Tres meses después de que la Organización Mundial de la Salud (OMS) publicase la hoja de ruta de su gran investigación en Wuhan, esta ha dado comienzo. O algo así. Es la primera vez que China permite a la máxima autoridad sanitaria en la pandemia adentrarse sobre el terreno y apretar el botón de rebobinar con el fin de trazar el origen del coronavirus. Pero si los inicios no han sido sencillos, la carga de trabajo que les queda por delante es todavía más ardua. “No es como ir allí, tomar muestras a 20 murciélagos, a un gato de algalia y de pronto saber de epidemiología”, ha dicho a la revista Science uno de los miembros del panel de la OMS, Fabian Leender, que trabajará en remoto desde Berlín.

El escuadrón de 15 expertos que debía trasladarse a la ciudad china se compone de varias especialidades como salud pública, salud animal, seguridad alimentaria, epidemiología y virología. Después de largas negociaciones con el gobierno de Xi Jinping y un primer intento fallido del viaje, 13 de ellos llegaron el pasado jueves a Wuhan. Los dos que faltan, según informó la OMS, tuvieron que quedarse aislados en Singapur después de haber dado positivo en un test.

El arranque de la investigación se frustró el lunes pasado, después de que la situación epidemiológica empeorase en China, que ha registrado su primer muerto desde mayo y en consecuencia ha recrudecido sus controles fronterizos. Aunque los científicos extranjeros intentaron agilizar los trámites al máximo, la burocracia china fue más rápida y les mandó de vuelta a casa. El director general de la OMS, Tedros Adhanom Ghebreyesus, se manifestó “muy decepcionado” por la noticia, pero el jueves su equipo conseguía finalmente aterrizar en el aeropuerto de Wuhan con gran expectación. Ahora, los 13 permanecerán en un hotel durante 14 días para hacer una cuarentena preventiva.
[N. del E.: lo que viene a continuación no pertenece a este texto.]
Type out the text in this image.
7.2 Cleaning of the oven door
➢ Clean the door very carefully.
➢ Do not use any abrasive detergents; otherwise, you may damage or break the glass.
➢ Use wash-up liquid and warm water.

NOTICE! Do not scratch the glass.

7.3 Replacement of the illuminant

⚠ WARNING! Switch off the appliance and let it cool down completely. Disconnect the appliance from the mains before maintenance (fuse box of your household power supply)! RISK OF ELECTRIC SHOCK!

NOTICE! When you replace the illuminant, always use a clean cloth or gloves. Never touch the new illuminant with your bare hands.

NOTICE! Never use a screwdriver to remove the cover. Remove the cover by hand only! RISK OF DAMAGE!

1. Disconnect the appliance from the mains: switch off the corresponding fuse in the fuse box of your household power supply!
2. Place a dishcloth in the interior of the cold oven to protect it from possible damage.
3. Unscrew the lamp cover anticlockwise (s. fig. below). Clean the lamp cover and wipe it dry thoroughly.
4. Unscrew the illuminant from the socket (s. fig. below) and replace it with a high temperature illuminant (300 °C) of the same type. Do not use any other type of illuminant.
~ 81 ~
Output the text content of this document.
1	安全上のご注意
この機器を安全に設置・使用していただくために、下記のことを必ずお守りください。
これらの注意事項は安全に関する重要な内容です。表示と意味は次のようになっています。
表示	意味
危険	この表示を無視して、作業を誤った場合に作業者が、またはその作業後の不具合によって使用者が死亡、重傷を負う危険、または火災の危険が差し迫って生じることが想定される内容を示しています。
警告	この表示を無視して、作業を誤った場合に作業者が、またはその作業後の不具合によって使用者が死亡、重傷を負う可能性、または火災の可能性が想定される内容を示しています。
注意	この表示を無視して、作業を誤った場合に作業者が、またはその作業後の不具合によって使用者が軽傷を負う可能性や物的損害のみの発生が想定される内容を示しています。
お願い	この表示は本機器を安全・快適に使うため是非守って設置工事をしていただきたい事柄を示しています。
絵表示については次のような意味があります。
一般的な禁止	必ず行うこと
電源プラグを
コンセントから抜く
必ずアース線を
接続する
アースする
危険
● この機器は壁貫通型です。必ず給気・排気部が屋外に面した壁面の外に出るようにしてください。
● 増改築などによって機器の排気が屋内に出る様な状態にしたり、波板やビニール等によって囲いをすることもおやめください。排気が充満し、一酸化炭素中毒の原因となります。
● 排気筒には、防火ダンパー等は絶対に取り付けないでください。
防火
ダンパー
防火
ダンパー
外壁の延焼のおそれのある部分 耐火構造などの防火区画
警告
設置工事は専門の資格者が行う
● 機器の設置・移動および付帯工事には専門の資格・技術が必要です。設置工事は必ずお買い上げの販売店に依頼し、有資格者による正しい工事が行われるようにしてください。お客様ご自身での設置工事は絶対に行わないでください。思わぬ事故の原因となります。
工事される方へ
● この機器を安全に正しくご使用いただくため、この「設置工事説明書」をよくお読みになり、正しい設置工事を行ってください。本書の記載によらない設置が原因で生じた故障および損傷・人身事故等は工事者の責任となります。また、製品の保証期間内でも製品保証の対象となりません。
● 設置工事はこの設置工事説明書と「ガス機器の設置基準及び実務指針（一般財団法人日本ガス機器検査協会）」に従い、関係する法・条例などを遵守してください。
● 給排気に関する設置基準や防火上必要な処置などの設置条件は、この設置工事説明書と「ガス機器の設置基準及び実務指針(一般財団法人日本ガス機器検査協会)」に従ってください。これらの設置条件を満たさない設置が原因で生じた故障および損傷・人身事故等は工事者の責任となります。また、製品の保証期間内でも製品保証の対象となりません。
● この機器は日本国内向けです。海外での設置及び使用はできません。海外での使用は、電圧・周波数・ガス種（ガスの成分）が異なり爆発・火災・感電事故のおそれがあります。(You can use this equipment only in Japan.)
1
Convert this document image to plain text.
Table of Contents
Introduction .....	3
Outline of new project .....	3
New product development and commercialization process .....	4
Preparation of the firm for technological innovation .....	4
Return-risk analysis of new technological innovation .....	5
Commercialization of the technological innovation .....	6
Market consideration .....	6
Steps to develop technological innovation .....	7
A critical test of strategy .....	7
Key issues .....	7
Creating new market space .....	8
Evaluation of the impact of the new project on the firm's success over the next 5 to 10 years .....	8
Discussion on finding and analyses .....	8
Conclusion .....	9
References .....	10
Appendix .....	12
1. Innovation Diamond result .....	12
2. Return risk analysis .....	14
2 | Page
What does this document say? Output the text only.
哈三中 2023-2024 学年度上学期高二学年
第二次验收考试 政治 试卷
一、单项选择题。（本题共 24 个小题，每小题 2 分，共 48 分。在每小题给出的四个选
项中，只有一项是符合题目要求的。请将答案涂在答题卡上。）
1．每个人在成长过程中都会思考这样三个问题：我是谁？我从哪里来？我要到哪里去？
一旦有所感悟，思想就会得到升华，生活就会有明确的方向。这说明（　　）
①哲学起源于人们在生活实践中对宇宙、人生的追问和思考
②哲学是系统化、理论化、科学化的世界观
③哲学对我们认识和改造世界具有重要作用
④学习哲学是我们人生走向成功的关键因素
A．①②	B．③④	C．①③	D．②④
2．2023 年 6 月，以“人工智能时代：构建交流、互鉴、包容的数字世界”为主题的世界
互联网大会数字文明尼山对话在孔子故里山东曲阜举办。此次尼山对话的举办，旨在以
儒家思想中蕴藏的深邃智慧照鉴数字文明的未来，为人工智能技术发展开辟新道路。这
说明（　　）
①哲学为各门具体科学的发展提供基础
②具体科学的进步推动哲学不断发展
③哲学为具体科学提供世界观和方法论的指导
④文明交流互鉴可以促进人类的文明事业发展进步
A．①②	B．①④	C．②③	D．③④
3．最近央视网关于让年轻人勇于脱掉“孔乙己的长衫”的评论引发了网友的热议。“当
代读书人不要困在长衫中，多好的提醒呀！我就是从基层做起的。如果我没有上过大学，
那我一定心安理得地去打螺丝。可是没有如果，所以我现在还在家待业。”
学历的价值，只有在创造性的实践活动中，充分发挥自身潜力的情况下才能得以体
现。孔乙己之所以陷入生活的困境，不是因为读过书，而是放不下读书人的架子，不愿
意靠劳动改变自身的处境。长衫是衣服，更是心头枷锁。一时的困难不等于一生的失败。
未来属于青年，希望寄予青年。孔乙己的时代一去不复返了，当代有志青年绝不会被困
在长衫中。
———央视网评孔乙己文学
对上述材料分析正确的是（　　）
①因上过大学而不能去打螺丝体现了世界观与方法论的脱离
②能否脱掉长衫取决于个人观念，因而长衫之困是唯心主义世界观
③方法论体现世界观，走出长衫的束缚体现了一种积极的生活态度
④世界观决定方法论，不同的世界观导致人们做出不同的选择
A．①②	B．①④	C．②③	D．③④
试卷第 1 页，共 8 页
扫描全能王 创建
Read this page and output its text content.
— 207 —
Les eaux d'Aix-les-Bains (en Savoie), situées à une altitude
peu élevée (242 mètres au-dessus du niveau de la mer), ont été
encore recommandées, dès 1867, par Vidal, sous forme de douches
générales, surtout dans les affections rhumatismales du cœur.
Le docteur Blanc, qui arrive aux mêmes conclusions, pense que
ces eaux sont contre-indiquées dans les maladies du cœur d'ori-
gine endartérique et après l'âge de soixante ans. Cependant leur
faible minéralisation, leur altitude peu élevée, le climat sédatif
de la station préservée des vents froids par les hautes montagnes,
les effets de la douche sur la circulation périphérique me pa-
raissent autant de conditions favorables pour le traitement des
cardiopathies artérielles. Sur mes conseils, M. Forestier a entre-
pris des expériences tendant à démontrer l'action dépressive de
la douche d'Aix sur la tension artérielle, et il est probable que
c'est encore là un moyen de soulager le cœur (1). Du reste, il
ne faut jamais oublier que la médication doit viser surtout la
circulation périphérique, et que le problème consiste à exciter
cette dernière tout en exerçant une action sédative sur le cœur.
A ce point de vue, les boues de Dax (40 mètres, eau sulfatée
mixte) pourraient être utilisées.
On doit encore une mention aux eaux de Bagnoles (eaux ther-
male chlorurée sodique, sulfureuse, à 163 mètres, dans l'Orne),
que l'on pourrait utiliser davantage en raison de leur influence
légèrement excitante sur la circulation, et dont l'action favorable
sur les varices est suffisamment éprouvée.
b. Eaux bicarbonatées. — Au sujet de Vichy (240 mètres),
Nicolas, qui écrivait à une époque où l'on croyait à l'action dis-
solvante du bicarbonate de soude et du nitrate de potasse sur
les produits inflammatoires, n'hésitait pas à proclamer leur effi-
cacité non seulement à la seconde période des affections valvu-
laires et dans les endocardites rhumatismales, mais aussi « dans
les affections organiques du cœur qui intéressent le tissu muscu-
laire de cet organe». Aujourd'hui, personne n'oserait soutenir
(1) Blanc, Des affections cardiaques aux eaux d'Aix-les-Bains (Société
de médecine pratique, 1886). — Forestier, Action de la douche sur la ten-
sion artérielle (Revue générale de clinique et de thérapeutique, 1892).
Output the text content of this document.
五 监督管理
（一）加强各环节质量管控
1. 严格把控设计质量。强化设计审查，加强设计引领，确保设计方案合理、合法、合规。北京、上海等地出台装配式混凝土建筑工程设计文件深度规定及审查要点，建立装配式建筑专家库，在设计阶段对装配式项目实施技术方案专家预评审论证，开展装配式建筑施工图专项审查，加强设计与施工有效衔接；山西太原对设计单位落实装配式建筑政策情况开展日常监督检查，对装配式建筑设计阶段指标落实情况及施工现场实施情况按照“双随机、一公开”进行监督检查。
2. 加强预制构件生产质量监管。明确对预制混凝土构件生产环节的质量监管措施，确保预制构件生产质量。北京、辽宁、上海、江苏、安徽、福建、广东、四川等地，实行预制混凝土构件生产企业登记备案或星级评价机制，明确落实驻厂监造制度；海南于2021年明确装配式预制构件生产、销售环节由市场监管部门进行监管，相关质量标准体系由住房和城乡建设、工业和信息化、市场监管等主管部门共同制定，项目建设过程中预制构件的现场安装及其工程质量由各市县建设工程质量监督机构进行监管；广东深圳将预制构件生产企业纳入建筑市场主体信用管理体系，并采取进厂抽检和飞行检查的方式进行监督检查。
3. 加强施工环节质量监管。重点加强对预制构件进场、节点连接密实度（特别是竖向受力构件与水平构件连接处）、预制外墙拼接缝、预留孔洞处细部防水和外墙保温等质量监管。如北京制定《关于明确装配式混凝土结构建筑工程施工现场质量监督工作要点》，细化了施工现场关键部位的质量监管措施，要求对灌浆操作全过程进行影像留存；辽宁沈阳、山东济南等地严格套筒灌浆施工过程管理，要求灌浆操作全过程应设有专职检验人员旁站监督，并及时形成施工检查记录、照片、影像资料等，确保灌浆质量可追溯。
A pesar de que los funcionarios de la OMS se han esforzado desde el primer momento en aclarar que “no se trata de una misión para señalar culpables”, sino para comprender mejor la amenaza global, las negociaciones con el gobierno de China para definirla han sido intensas. Quizá demasiado, según los epidemiólogos. “A todas luces esta investigación llega tarde, ya que se produce un año después de que Wuhan reportase su primer muerto por COVID-19”, opina Daniel López Acuña, exdirectivo de la OMS.

En su día, Acuña participó en expediciones sanitarias de la OMS delicadas a nivel diplomático, como en Zimbabue para rastrear la epidemia de cólera, en Sudán del Sur para crear puentes de vacunación entre grupos rebeldes o en los territorios ocupados de Palestina para brindar ayuda humanitaria a la población, por eso no cree que la de China sea una de ellas. “La OMS no es un inspector de Hacienda, no cuenta con un marco coercitivo a nivel internacional”, explica. En este caso, además, “solo van a ir tras la génesis animal de la pandemia y el salto del SARS-CoV-2 a los humanos, no tras la gestión política”, critica.

El contexto político es tenso, sobre todo después de que el presidente de Estados Unidos, Donald Trump, volviese a calificar la COVID-19 como “virus chino” y acusase a su comunidad de haberlo exportado al resto del mundo. Aunque el gobierno de China ha recibido duras críticas por el secretismo y la reticencia a colaborar con otros países en la investigación, en este caso ha dispuesto un equipo científico que trabajará con el extranjero, que cuenta con miembros de todas partes las partes del globo, desde Países Bajos y Alemania hasta Australia, Vietnam y Qatar.

A las dificultades con las que nace esta misión se le une el comienzo de las celebraciones del Año Nuevo Lunar a mediados de febrero, el mayor éxodo rural del gigante asiático. Aunque algunas ciudades como Pekín lo han cancelado y han pedido a su población que limite la movilidad, otras solo piden una PCR negativa antes del traslado. Por ello, poco después de salir de su cuarentena, el equipo tiene previsto volver a casa antes de que China cierre por las fiestas. Eso les da muy poco margen para trabajar en el terreno, pero esperan no tener tantos problemas burocráticos para volver a entrar después.

En una conferencia de prensa el pasado miércoles, el portavoz del Ministerio de Relaciones Exteriores de China, Hua Chunying, dijo que su país había mantenido siempre “una actitud abierta, transparente y responsable” al rastrear el origen del virus, y que la relación con los funcionarios de la OMS era frecuente y amigable. “Aspiro a que el equipo pueda llevar a cabo su misión sin bloqueos de información, pero no diría yo que la transparencia ha sido la marca de China”, rebate Daniel López Acuña.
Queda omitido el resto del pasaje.